System-Aware Governed Agents

Published 10 May 2026 · Updated 10 May 2026

ai-platform-engineering sre platform-engineering systems-architecture terraform aws

System-Aware Governed Agents

Repository-level context is enough for small changes inside a well-bounded code base. It is not enough for distributed systems.

Most production systems are not one repository. They are service boundaries, infrastructure modules, queues, databases, dashboards, runbooks, IAM policies, deployment pipelines, ownership rules, data contracts, and operational habits. An agent that only sees one repository can be locally correct and systemically wrong.

Level 4 maturity begins when the unit of reasoning changes from repository to system.

The System Graph

Agents need a system graph, not just a file tree.

At minimum, the graph should connect:

  • repositories;
  • services and components;
  • owners;
  • runtime environments;
  • deployment pipelines;
  • Terraform scopes;
  • AWS resources or equivalent cloud assets;
  • dashboards, alerts, and runbooks;
  • upstream and downstream dependencies;
  • data classifications and criticality.

This does not require a perfect enterprise architecture model. It requires a useful join key.

For example:

system_id: messaging-platform
component_id: delivery-api
owner_team: platform-messaging
criticality: tier1
data_classification: confidential
terraform_scope: service_stack
agent_context_level: system

The names are illustrative. The important point is that repositories, infrastructure, dashboards, and ownership metadata can be joined.

AWS Tags and GitHub Metadata

In cloud systems, tags are often the closest thing to an operational ontology. They are not glamorous, but they can connect runtime assets to systems, teams, cost centers, environments, data classification, and criticality.

GitHub custom properties or equivalent repository metadata can play the same role on the code side. If repository metadata and cloud tags share system IDs and component IDs, an agent can reason about blast radius with better evidence.

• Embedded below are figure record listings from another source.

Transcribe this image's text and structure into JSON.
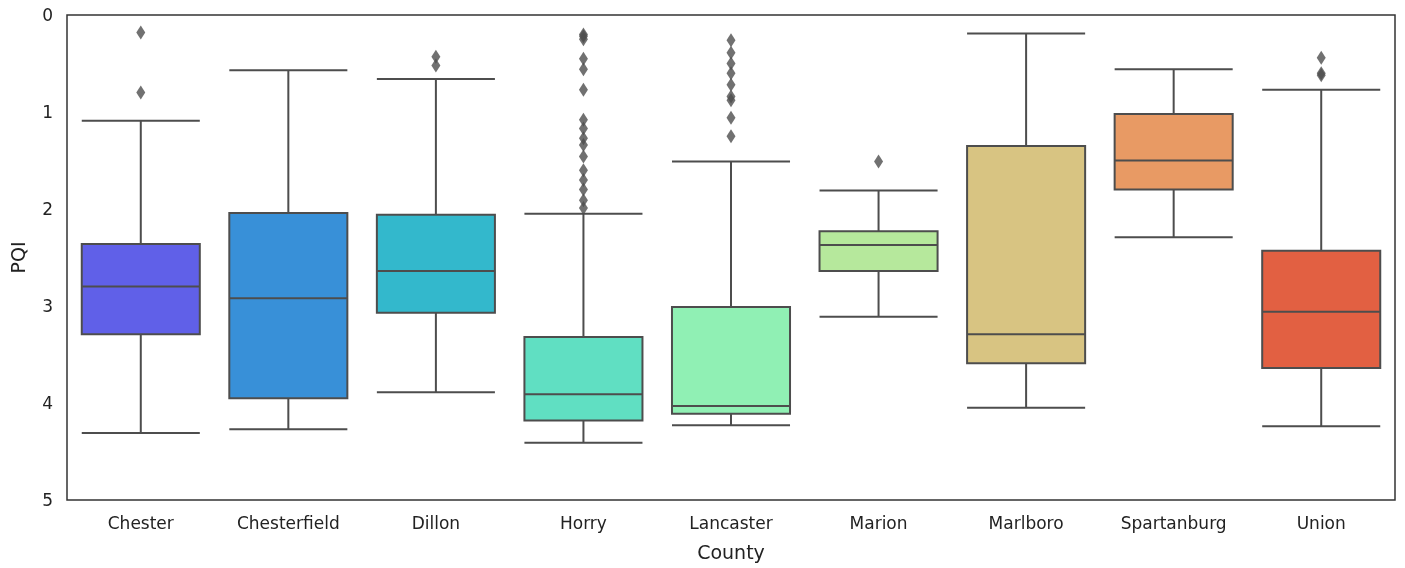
{
  "chart_data": {
    "type": "box",
    "xlabel": "County",
    "ylabel": "PQI",
    "categories": [
      "Chester",
      "Chesterfield",
      "Dillon",
      "Horry",
      "Lancaster",
      "Marion",
      "Marlboro",
      "Spartanburg",
      "Union"
    ],
    "colors": [
      "#6060e8",
      "#3890d8",
      "#33b8cc",
      "#60dfc2",
      "#90f0b4",
      "#b6e89c",
      "#d8c482",
      "#e89a64",
      "#e26042"
    ],
    "boxes": [
      {
        "low": 4.31,
        "q1": 3.29,
        "median": 2.8,
        "q3": 2.36,
        "high": 1.09,
        "outliers": [
          0.18,
          0.8
        ]
      },
      {
        "low": 4.27,
        "q1": 3.95,
        "median": 2.92,
        "q3": 2.04,
        "high": 0.57
      },
      {
        "low": 3.89,
        "q1": 3.07,
        "median": 2.64,
        "q3": 2.06,
        "high": 0.66,
        "outliers": [
          0.43,
          0.52
        ]
      },
      {
        "low": 4.41,
        "q1": 4.18,
        "median": 3.91,
        "q3": 3.32,
        "high": 2.05,
        "outliers": [
          0.2,
          0.22,
          0.25,
          0.45,
          0.56,
          0.77,
          1.08,
          1.17,
          1.27,
          1.34,
          1.46,
          1.6,
          1.7,
          1.8,
          1.91,
          1.99
        ]
      },
      {
        "low": 4.23,
        "q1": 4.11,
        "median": 4.03,
        "q3": 3.01,
        "high": 1.51,
        "outliers": [
          0.26,
          0.39,
          0.5,
          0.6,
          0.72,
          0.84,
          0.88,
          1.06,
          1.25
        ]
      },
      {
        "low": 3.11,
        "q1": 2.64,
        "median": 2.37,
        "q3": 2.23,
        "high": 1.81,
        "outliers": [
          1.51
        ]
      },
      {
        "low": 4.05,
        "q1": 3.59,
        "median": 3.29,
        "q3": 1.35,
        "high": 0.19
      },
      {
        "low": 2.29,
        "q1": 1.8,
        "median": 1.5,
        "q3": 1.02,
        "high": 0.56
      },
      {
        "low": 4.24,
        "q1": 3.64,
        "median": 3.06,
        "q3": 2.43,
        "high": 0.77,
        "outliers": [
          0.44,
          0.6,
          0.62
        ]
      }
    ],
    "ylim": [
      5,
      0
    ],
    "yticks": [
      0,
      1,
      2,
      3,
      4,
      5
    ],
    "marker": "diamond",
    "grid": false
  }
}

Without that metadata, cross-repo work becomes guesswork.

Policy Before Authority

System-aware agents require stronger governance because the blast radius is larger. It is not enough to say “the agent may open PRs.” The platform must know which actions are possible under which risk class.

Useful capability roles might include:

  • read-only context;
  • branch writer;
  • pull request author;
  • test runner;
  • Terraform planner;
  • non-production deployer;
  • non-production rollback proposer;
  • production read-only inspector.

These roles should be capability-based, not broad hierarchical permissions. A role assumption should depend on repository, branch, workflow, environment, risk class, approved spec, commit SHA, and approval status. OIDC-based temporary credentials are preferable to long-lived secrets because they give the platform a place to attach conditions.

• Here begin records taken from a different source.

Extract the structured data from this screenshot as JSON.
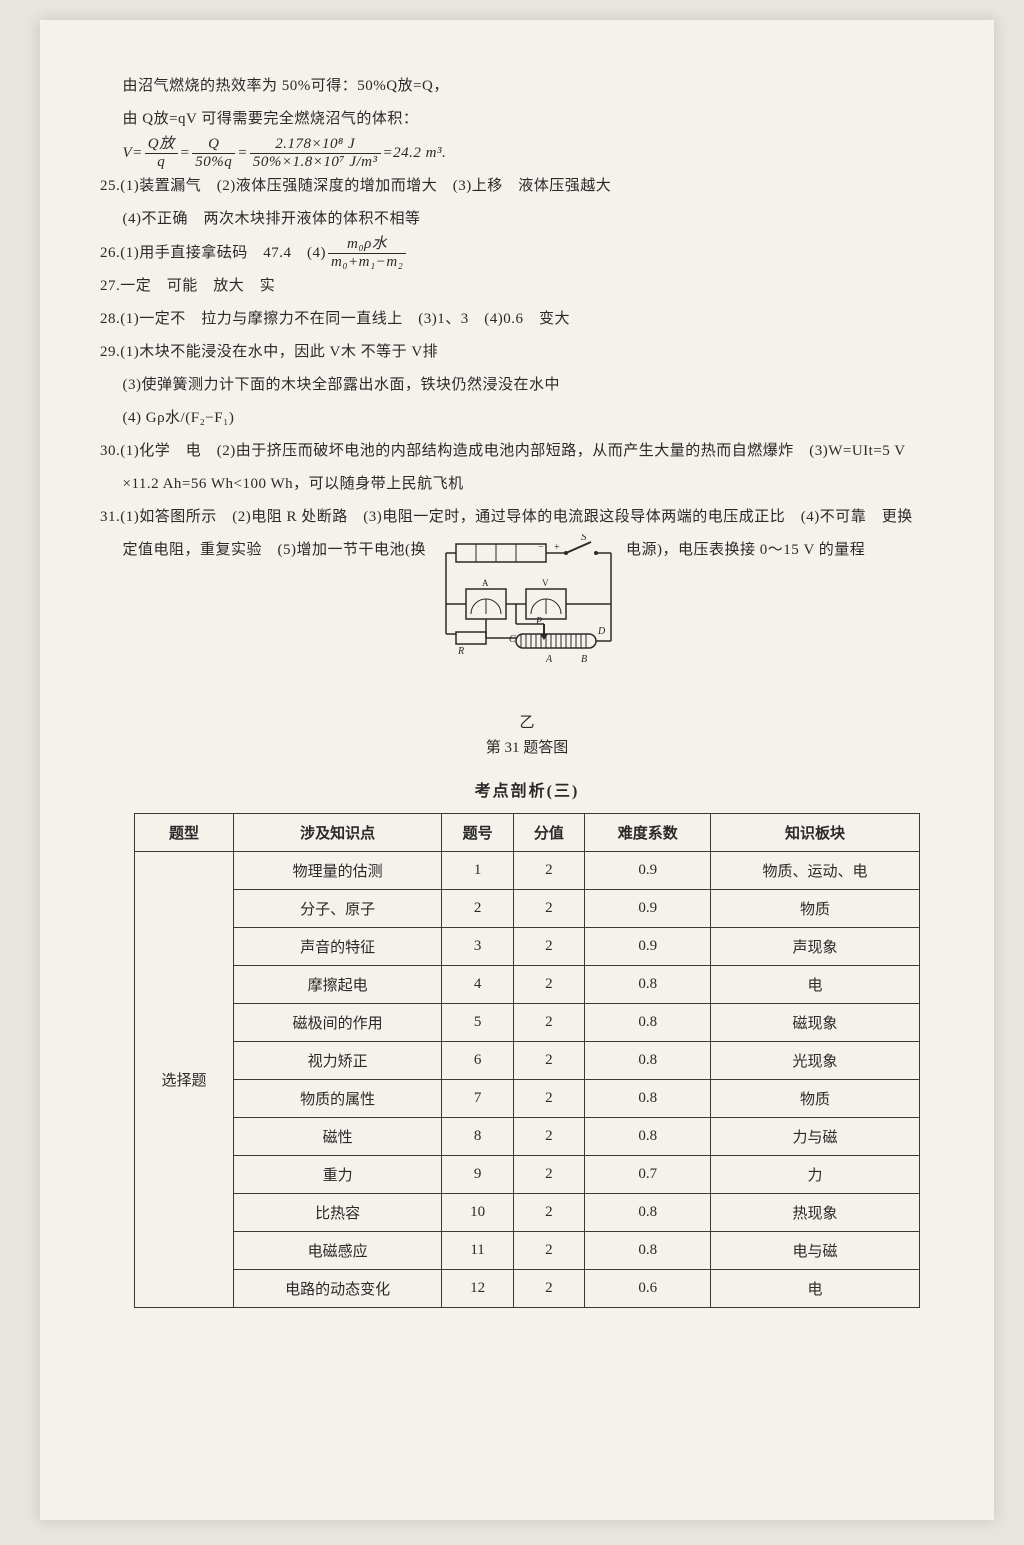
{
  "body": {
    "p1": "由沼气燃烧的热效率为 50%可得：50%Q放=Q，",
    "p2": "由 Q放=qV 可得需要完全燃烧沼气的体积：",
    "eq_prefix": "V=",
    "eq_frac1_num": "Q放",
    "eq_frac1_den": "q",
    "eq_eq1": "=",
    "eq_frac2_num": "Q",
    "eq_frac2_den": "50%q",
    "eq_eq2": "=",
    "eq_frac3_num": "2.178×10⁸ J",
    "eq_frac3_den": "50%×1.8×10⁷ J/m³",
    "eq_suffix": "=24.2 m³.",
    "q25a": "25.(1)装置漏气　(2)液体压强随深度的增加而增大　(3)上移　液体压强越大",
    "q25b": "(4)不正确　两次木块排开液体的体积不相等",
    "q26": "26.(1)用手直接拿砝码　47.4　(4)",
    "q26_frac_num": "m₀ρ水",
    "q26_frac_den": "m₀+m₁−m₂",
    "q27": "27.一定　可能　放大　实",
    "q28": "28.(1)一定不　拉力与摩擦力不在同一直线上　(3)1、3　(4)0.6　变大",
    "q29a": "29.(1)木块不能浸没在水中，因此 V木 不等于 V排",
    "q29b": "(3)使弹簧测力计下面的木块全部露出水面，铁块仍然浸没在水中",
    "q29c": "(4) Gρ水/(F₂−F₁)",
    "q30a": "30.(1)化学　电　(2)由于挤压而破坏电池的内部结构造成电池内部短路，从而产生大量的热而自燃爆炸　(3)W=UIt=5 V",
    "q30b": "×11.2 Ah=56 Wh<100 Wh，可以随身带上民航飞机",
    "q31a": "31.(1)如答图所示　(2)电阻 R 处断路　(3)电阻一定时，通过导体的电流跟这段导体两端的电压成正比　(4)不可靠　更换",
    "q31b_left": "定值电阻，重复实验　(5)增加一节干电池(换",
    "q31b_right": "电源)，电压表换接 0～15 V 的量程"
  },
  "figure": {
    "label_yi": "乙",
    "caption": "第 31 题答图",
    "labels": {
      "S": "S",
      "A": "A",
      "B": "B",
      "C": "C",
      "D": "D",
      "P": "P",
      "R": "R"
    }
  },
  "table": {
    "title": "考点剖析(三)",
    "headers": [
      "题型",
      "涉及知识点",
      "题号",
      "分值",
      "难度系数",
      "知识板块"
    ],
    "rowspan_label": "选择题",
    "rows": [
      {
        "topic": "物理量的估测",
        "num": "1",
        "score": "2",
        "diff": "0.9",
        "block": "物质、运动、电"
      },
      {
        "topic": "分子、原子",
        "num": "2",
        "score": "2",
        "diff": "0.9",
        "block": "物质"
      },
      {
        "topic": "声音的特征",
        "num": "3",
        "score": "2",
        "diff": "0.9",
        "block": "声现象"
      },
      {
        "topic": "摩擦起电",
        "num": "4",
        "score": "2",
        "diff": "0.8",
        "block": "电"
      },
      {
        "topic": "磁极间的作用",
        "num": "5",
        "score": "2",
        "diff": "0.8",
        "block": "磁现象"
      },
      {
        "topic": "视力矫正",
        "num": "6",
        "score": "2",
        "diff": "0.8",
        "block": "光现象"
      },
      {
        "topic": "物质的属性",
        "num": "7",
        "score": "2",
        "diff": "0.8",
        "block": "物质"
      },
      {
        "topic": "磁性",
        "num": "8",
        "score": "2",
        "diff": "0.8",
        "block": "力与磁"
      },
      {
        "topic": "重力",
        "num": "9",
        "score": "2",
        "diff": "0.7",
        "block": "力"
      },
      {
        "topic": "比热容",
        "num": "10",
        "score": "2",
        "diff": "0.8",
        "block": "热现象"
      },
      {
        "topic": "电磁感应",
        "num": "11",
        "score": "2",
        "diff": "0.8",
        "block": "电与磁"
      },
      {
        "topic": "电路的动态变化",
        "num": "12",
        "score": "2",
        "diff": "0.6",
        "block": "电"
      }
    ]
  },
  "style": {
    "page_bg": "#f5f1eb",
    "text_color": "#2a2a2a",
    "border_color": "#3a3a3a",
    "font_size_body": 15,
    "font_size_title": 16,
    "table_width_pct": 92
  }
}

Architecture Becomes Runtime Context

Architectural documentation often decays because it lives outside delivery. For agents, that decay is dangerous. Stale architecture context is worse than no context because it gives false confidence.

The architecture function therefore becomes more operational:

  • define system and component taxonomy;
  • maintain service dependency maps;
  • decide which invariants are machine-checkable;
  • align repository metadata with cloud tags;
  • define cross-repo change boundaries;
  • identify which reviews are required by change class.

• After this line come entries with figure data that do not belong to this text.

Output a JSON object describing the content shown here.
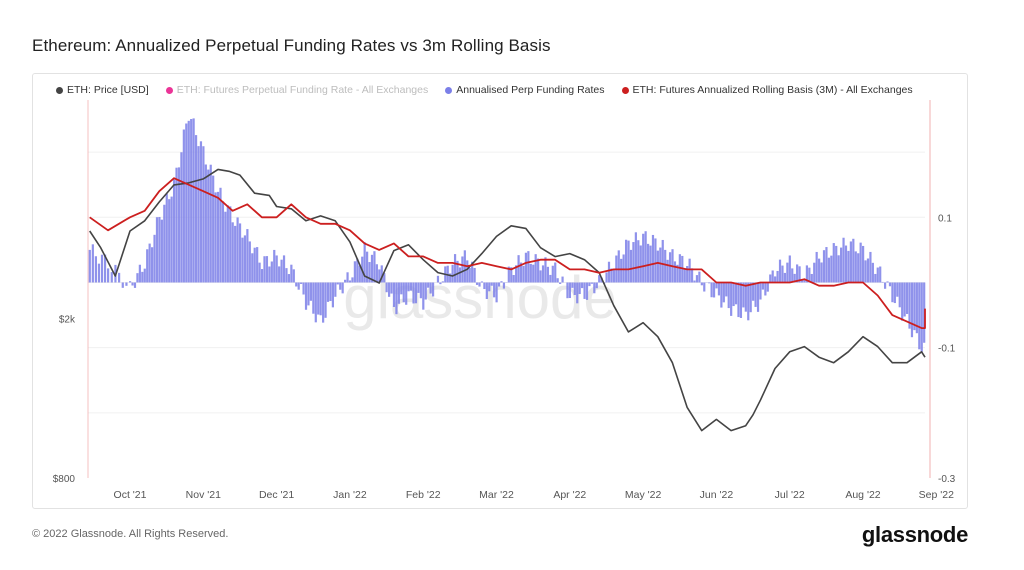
{
  "title": "Ethereum: Annualized Perpetual Funding Rates vs 3m Rolling Basis",
  "legend": [
    {
      "label": "ETH: Price [USD]",
      "color": "#444444",
      "faded": false
    },
    {
      "label": "ETH: Futures Perpetual Funding Rate - All Exchanges",
      "color": "#e91e8c",
      "faded": true
    },
    {
      "label": "Annualised Perp Funding Rates",
      "color": "#7b7fe8",
      "faded": false
    },
    {
      "label": "ETH: Futures Annualized Rolling Basis (3M) - All Exchanges",
      "color": "#cc1f1f",
      "faded": false
    }
  ],
  "footer": "© 2022 Glassnode. All Rights Reserved.",
  "brand": "glassnode",
  "watermark": "glassnode",
  "chart_data": {
    "type": "line",
    "title": "Ethereum: Annualized Perpetual Funding Rates vs 3m Rolling Basis",
    "x_labels": [
      "Oct '21",
      "Nov '21",
      "Dec '21",
      "Jan '22",
      "Feb '22",
      "Mar '22",
      "Apr '22",
      "May '22",
      "Jun '22",
      "Jul '22",
      "Aug '22",
      "Sep '22"
    ],
    "x_range": [
      0,
      11.3
    ],
    "left_axis": {
      "scale": "log",
      "ticks": [
        {
          "label": "$2k",
          "value": 2000
        },
        {
          "label": "$800",
          "value": 800
        }
      ],
      "range": [
        800,
        7000
      ]
    },
    "right_axis": {
      "ticks": [
        {
          "label": "0.1",
          "value": 0.1
        },
        {
          "label": "-0.1",
          "value": -0.1
        },
        {
          "label": "-0.3",
          "value": -0.3
        }
      ],
      "range": [
        -0.3,
        0.28
      ]
    },
    "series": [
      {
        "name": "ETH: Price [USD]",
        "axis": "left",
        "x": [
          -0.55,
          -0.4,
          -0.2,
          0,
          0.2,
          0.4,
          0.6,
          0.8,
          1,
          1.2,
          1.35,
          1.5,
          1.7,
          1.9,
          2,
          2.2,
          2.4,
          2.6,
          2.8,
          3,
          3.2,
          3.4,
          3.6,
          3.8,
          4,
          4.2,
          4.4,
          4.6,
          4.8,
          5,
          5.2,
          5.4,
          5.6,
          5.8,
          6,
          6.2,
          6.4,
          6.6,
          6.8,
          7,
          7.2,
          7.4,
          7.6,
          7.8,
          8,
          8.2,
          8.4,
          8.5,
          8.6,
          8.8,
          9,
          9.2,
          9.4,
          9.6,
          9.8,
          10,
          10.2,
          10.4,
          10.6,
          10.8,
          11,
          11.2
        ],
        "y": [
          3300,
          3000,
          2550,
          3300,
          3500,
          3900,
          4300,
          4350,
          4450,
          4700,
          4650,
          4550,
          4100,
          4050,
          3800,
          3750,
          3500,
          3600,
          3500,
          3100,
          2550,
          2450,
          2950,
          3050,
          2800,
          2600,
          2550,
          2650,
          2900,
          3200,
          3400,
          3350,
          3000,
          2850,
          2900,
          2800,
          2600,
          2150,
          1850,
          1950,
          1800,
          1550,
          1200,
          1050,
          1120,
          1050,
          1080,
          1150,
          1250,
          1500,
          1650,
          1700,
          1600,
          1550,
          1650,
          1800,
          1700,
          1550,
          1550,
          1650,
          1600,
          1600
        ]
      },
      {
        "name": "ETH: Futures Annualized Rolling Basis (3M) - All Exchanges",
        "axis": "right",
        "x": [
          -0.55,
          -0.3,
          0,
          0.2,
          0.4,
          0.6,
          0.8,
          1,
          1.2,
          1.4,
          1.6,
          1.8,
          2,
          2.2,
          2.4,
          2.6,
          2.8,
          3,
          3.2,
          3.4,
          3.6,
          3.8,
          4,
          4.2,
          4.4,
          4.6,
          4.8,
          5,
          5.2,
          5.4,
          5.6,
          5.8,
          6,
          6.2,
          6.4,
          6.6,
          6.8,
          7,
          7.2,
          7.4,
          7.6,
          7.8,
          8,
          8.2,
          8.4,
          8.6,
          8.8,
          9,
          9.2,
          9.4,
          9.6,
          9.8,
          10,
          10.2,
          10.4,
          10.6,
          10.8,
          11,
          11.1,
          11.2
        ],
        "y": [
          0.1,
          0.08,
          0.1,
          0.11,
          0.14,
          0.16,
          0.15,
          0.14,
          0.13,
          0.11,
          0.12,
          0.1,
          0.1,
          0.12,
          0.1,
          0.09,
          0.09,
          0.08,
          0.06,
          0.05,
          0.06,
          0.04,
          0.04,
          0.03,
          0.03,
          0.025,
          0.03,
          0.025,
          0.02,
          0.03,
          0.035,
          0.035,
          0.02,
          0.02,
          0.015,
          0.02,
          0.02,
          0.025,
          0.03,
          0.025,
          0.02,
          0.02,
          0.0,
          0.0,
          -0.005,
          0.0,
          0.0,
          0.0,
          0.005,
          -0.005,
          -0.005,
          0.0,
          0.0,
          -0.02,
          -0.05,
          -0.06,
          -0.07,
          -0.07,
          -0.06,
          -0.04
        ]
      }
    ],
    "bars": {
      "name": "Annualised Perp Funding Rates",
      "axis": "right",
      "x": [
        -0.55,
        -0.3,
        0,
        0.2,
        0.4,
        0.6,
        0.8,
        1,
        1.2,
        1.4,
        1.6,
        1.8,
        2,
        2.2,
        2.4,
        2.6,
        2.8,
        3,
        3.2,
        3.4,
        3.6,
        3.8,
        4,
        4.2,
        4.4,
        4.6,
        4.8,
        5,
        5.2,
        5.4,
        5.6,
        5.8,
        6,
        6.2,
        6.4,
        6.6,
        6.8,
        7,
        7.2,
        7.4,
        7.6,
        7.8,
        8,
        8.2,
        8.4,
        8.6,
        8.8,
        9,
        9.2,
        9.4,
        9.6,
        9.8,
        10,
        10.2,
        10.4,
        10.6,
        10.8,
        11,
        11.2
      ],
      "y": [
        0.05,
        0.03,
        -0.01,
        0.03,
        0.1,
        0.15,
        0.26,
        0.2,
        0.14,
        0.1,
        0.07,
        0.03,
        0.04,
        0.02,
        -0.03,
        -0.06,
        -0.02,
        0.01,
        0.05,
        0.03,
        -0.04,
        -0.02,
        -0.03,
        0.0,
        0.03,
        0.04,
        -0.01,
        -0.02,
        0.02,
        0.04,
        0.03,
        0.02,
        -0.02,
        -0.02,
        0.0,
        0.03,
        0.06,
        0.07,
        0.06,
        0.04,
        0.03,
        0.0,
        -0.02,
        -0.04,
        -0.05,
        -0.03,
        0.02,
        0.03,
        0.01,
        0.04,
        0.05,
        0.06,
        0.05,
        0.02,
        -0.02,
        -0.06,
        -0.1,
        -0.12,
        -0.18
      ]
    },
    "ylabel": "",
    "xlabel": ""
  }
}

This is not architecture as ceremony. It is architecture as agent context.

What Agents May Do at Level 4

At Level 4, agents may be allowed to:

  • propose multi-repo plans;
  • identify likely blast radius;
  • coordinate related pull requests;
  • analyze infrastructure impact;
  • prepare non-production changes under policy;
  • generate review evidence across service boundaries.

They still should not freely apply production Terraform, expand IAM, alter auth, run data migrations, or merge architecture-wide refactors. Those actions require exceptional controls.

The Failure Mode

The failure mode of system-aware adoption is local optimization with better tooling. An agent fixes a service, but violates a contract. It simplifies a module, but breaks a deployment assumption. It changes a queue producer, but not the consumer. It updates Terraform, but misses an operational tag. It improves test coverage, but hides an observability gap.

These are not model failures alone. They are platform context failures.

System-aware governance exists to make those failures less likely and more visible when they still happen.